Les chasseurs étaient certes à présent parqués avec les lapins et les Sioux, et le lecteur ignorait tout de ce que l'on avait pu lui dire sur la notion de synthése, de monde synthétique. Il l'ignorait, à la l'exception de la trace imprimée sur l'un des neurones de son cerveau. le mot "cervelas" lui était venu à l'esprit, ajoutant à la nostalgie de la chasse et des prés humides bordés d'aurores et de crépuscules, celle des nourritures rondes et lourdes à absorber au-dessus de la surface brune et luisante d'une table de bois polie par les générations, dans la pénombre prometteuse, prés d'une fenêtre derriére laquelle s'éclairait déjà le vert d'une cour herbeuse. Mais cela lui vint au moment précis où il put lire ceci : "L'homme qui n'éprouve pas le besoin de polir un vieux poéme, mais l'abandonne dans la désagrégation de son sens à demi-ruiné est le frére de celui qui refuse de mettre un nez nouveau à une statue antique qui a perdu le sien.
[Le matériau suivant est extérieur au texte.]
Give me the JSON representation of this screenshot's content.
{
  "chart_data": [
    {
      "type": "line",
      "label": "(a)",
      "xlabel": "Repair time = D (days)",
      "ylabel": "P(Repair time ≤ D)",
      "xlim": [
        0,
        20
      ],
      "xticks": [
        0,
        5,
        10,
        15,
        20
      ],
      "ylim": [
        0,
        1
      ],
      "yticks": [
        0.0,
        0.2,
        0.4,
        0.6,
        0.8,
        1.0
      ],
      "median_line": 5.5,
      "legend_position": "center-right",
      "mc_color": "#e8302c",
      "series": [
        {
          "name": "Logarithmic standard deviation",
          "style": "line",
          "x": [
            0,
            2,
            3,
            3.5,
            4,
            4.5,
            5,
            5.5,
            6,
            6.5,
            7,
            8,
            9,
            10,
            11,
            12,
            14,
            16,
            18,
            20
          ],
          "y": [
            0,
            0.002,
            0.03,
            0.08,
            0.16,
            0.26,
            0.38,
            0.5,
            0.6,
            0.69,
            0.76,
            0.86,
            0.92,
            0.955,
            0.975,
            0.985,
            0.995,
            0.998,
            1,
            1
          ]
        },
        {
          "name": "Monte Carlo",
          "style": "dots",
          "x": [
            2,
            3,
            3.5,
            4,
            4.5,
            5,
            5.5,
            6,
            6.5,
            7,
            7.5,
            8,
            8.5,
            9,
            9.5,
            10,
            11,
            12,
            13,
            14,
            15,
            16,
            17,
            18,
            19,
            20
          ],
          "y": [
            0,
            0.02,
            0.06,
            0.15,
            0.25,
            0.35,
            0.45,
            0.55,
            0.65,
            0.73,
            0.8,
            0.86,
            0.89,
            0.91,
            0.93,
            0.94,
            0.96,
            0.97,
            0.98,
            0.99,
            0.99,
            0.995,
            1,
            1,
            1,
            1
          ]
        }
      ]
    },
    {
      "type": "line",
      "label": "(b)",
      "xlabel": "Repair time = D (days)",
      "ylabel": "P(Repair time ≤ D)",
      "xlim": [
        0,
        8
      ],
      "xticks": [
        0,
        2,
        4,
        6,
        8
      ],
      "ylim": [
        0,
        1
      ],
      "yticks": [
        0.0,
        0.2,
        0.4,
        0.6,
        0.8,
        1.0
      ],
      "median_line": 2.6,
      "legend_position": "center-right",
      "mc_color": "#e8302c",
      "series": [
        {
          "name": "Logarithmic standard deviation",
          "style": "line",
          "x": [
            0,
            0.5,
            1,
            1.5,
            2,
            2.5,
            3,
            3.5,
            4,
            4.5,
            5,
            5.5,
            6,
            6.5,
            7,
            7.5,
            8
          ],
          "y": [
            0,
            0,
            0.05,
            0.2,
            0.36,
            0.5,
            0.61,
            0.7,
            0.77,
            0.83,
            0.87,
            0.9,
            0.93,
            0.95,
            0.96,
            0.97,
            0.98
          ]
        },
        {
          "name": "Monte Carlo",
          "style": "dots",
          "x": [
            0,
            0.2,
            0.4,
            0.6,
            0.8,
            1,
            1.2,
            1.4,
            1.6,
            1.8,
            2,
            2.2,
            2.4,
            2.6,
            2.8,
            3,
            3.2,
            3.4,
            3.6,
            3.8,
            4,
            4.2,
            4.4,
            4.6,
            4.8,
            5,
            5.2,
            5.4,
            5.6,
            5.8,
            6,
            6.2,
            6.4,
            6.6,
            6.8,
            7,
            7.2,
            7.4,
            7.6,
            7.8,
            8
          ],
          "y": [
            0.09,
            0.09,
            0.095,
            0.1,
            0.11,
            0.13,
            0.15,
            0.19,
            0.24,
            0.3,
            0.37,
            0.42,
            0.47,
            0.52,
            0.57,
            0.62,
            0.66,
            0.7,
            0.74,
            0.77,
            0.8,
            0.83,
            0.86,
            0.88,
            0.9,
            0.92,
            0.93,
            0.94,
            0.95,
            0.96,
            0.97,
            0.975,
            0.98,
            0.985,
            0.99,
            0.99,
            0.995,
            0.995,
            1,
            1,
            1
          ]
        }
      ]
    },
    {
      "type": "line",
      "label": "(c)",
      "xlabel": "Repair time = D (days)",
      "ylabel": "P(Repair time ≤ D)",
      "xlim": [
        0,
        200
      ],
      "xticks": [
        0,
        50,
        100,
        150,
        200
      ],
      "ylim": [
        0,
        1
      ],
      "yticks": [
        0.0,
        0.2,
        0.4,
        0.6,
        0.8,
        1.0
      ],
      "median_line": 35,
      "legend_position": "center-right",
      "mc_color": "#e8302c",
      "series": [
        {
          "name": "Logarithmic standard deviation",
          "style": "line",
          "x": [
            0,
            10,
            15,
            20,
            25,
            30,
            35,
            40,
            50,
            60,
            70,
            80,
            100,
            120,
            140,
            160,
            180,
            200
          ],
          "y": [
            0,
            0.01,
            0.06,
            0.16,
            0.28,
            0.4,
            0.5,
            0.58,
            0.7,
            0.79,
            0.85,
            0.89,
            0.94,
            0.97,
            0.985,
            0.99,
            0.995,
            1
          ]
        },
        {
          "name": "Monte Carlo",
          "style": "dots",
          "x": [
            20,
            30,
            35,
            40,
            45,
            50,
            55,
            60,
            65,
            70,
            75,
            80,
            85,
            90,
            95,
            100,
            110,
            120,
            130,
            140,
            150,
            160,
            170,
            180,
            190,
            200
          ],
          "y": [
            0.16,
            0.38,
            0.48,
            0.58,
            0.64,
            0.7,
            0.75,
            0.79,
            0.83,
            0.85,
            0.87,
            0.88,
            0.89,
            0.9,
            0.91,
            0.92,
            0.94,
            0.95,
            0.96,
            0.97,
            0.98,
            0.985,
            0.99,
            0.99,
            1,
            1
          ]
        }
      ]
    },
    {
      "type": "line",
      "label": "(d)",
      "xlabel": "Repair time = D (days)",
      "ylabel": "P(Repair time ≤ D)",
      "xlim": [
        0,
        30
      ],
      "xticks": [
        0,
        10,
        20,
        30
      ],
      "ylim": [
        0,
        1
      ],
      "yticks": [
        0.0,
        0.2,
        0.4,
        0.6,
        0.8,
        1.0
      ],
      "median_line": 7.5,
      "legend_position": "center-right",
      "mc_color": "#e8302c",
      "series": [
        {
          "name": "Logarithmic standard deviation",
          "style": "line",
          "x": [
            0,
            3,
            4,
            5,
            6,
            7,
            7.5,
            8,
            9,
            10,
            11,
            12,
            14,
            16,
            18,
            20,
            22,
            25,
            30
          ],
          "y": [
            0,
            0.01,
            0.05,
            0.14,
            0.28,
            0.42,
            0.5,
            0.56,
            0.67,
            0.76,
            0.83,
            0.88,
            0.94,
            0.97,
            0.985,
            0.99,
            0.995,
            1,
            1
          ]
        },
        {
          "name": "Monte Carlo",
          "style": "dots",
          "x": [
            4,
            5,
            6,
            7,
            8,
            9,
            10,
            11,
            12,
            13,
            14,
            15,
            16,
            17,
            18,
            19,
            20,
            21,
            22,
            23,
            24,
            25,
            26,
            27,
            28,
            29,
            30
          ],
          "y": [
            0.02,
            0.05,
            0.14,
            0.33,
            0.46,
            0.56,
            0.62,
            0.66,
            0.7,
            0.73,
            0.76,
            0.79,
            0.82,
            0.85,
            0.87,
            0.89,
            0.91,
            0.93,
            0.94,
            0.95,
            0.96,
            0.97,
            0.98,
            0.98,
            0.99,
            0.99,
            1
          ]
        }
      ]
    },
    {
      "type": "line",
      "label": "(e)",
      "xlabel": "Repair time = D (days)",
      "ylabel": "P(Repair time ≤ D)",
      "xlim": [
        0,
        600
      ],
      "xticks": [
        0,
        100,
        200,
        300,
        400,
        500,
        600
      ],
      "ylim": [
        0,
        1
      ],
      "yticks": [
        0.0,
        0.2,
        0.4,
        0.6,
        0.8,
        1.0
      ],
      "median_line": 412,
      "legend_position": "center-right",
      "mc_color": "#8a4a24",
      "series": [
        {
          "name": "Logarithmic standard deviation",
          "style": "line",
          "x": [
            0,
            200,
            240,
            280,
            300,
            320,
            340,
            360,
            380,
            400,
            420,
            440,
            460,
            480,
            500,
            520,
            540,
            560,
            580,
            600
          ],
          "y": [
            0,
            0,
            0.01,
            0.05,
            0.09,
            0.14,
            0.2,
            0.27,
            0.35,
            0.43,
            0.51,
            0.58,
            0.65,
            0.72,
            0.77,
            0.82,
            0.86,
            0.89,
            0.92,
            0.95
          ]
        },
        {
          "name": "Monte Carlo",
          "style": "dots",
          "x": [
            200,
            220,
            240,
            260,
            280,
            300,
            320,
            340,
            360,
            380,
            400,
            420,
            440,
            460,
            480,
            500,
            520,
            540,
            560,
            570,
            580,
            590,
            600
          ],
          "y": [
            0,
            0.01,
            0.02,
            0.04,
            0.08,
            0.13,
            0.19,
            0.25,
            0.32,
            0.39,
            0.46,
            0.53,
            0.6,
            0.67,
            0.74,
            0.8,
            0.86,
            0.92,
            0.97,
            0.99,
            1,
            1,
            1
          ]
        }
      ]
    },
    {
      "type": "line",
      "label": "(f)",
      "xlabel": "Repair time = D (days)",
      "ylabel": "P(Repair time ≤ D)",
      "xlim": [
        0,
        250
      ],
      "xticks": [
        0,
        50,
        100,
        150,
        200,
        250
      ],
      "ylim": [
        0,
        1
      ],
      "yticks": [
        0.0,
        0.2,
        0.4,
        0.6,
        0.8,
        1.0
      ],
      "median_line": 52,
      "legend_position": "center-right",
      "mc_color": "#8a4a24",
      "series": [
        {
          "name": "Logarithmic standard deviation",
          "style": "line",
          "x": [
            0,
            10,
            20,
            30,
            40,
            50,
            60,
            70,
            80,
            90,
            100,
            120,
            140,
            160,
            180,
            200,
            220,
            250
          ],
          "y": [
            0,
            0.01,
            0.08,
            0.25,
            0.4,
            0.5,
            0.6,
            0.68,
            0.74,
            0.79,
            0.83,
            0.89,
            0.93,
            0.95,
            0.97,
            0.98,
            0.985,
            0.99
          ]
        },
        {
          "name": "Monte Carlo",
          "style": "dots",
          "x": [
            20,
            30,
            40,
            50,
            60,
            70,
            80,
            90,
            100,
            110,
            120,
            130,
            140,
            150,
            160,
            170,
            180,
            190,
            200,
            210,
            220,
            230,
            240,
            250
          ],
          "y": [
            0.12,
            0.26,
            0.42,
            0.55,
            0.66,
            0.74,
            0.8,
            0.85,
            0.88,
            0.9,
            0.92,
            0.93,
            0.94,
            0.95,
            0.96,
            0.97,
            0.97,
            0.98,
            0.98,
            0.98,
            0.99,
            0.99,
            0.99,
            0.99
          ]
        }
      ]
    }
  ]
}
On pourrait évoquer le sentiment du style, mais ce n'est pas cela. Ce n'est pas non plus que son imagination ne soit pas assez vive pour que les manques ne le gênent pas. C'est bien plutôt qu'il n'accorde aucune valeur au fait d'être ou non complet, et qu'il n'exigera pas de ses sensations qu'elles soient totales." *

(Ce qui, certes, pouvait être considéré comme un passage obligé pour pouvoir lire ceci : "Poésie et électricité s'accumulant et restant insoupçonnables jusqu'à l'éclair, voilà qui marche avec l'esthétique des "quanta". Et bien sûr qu'aucun hymne ou discours dans le style soutenu n'est plus possible, quand triomphe, en physique, le discontinu."**) Quel choix, parmi les milliers de possibles? Et comment croire à un choix volontaire? Autant s'abandonner et retrouver l'apparente simplicité de la feuille qui bouge dans le vent, attachée à l'arbre qui la nourrit.

Ambiguité : approche. Il semblait bien que ce fût cela qui s'ébauchait et devait être assemblé : un équivoque roman de l'ambivalence dont le titre aurait pu être : "Le lecteur".

* R. Musil, "L'homme sans qualité particuliére", trad. P. Jacottet

** F. Ponge, texte sur l'électricité.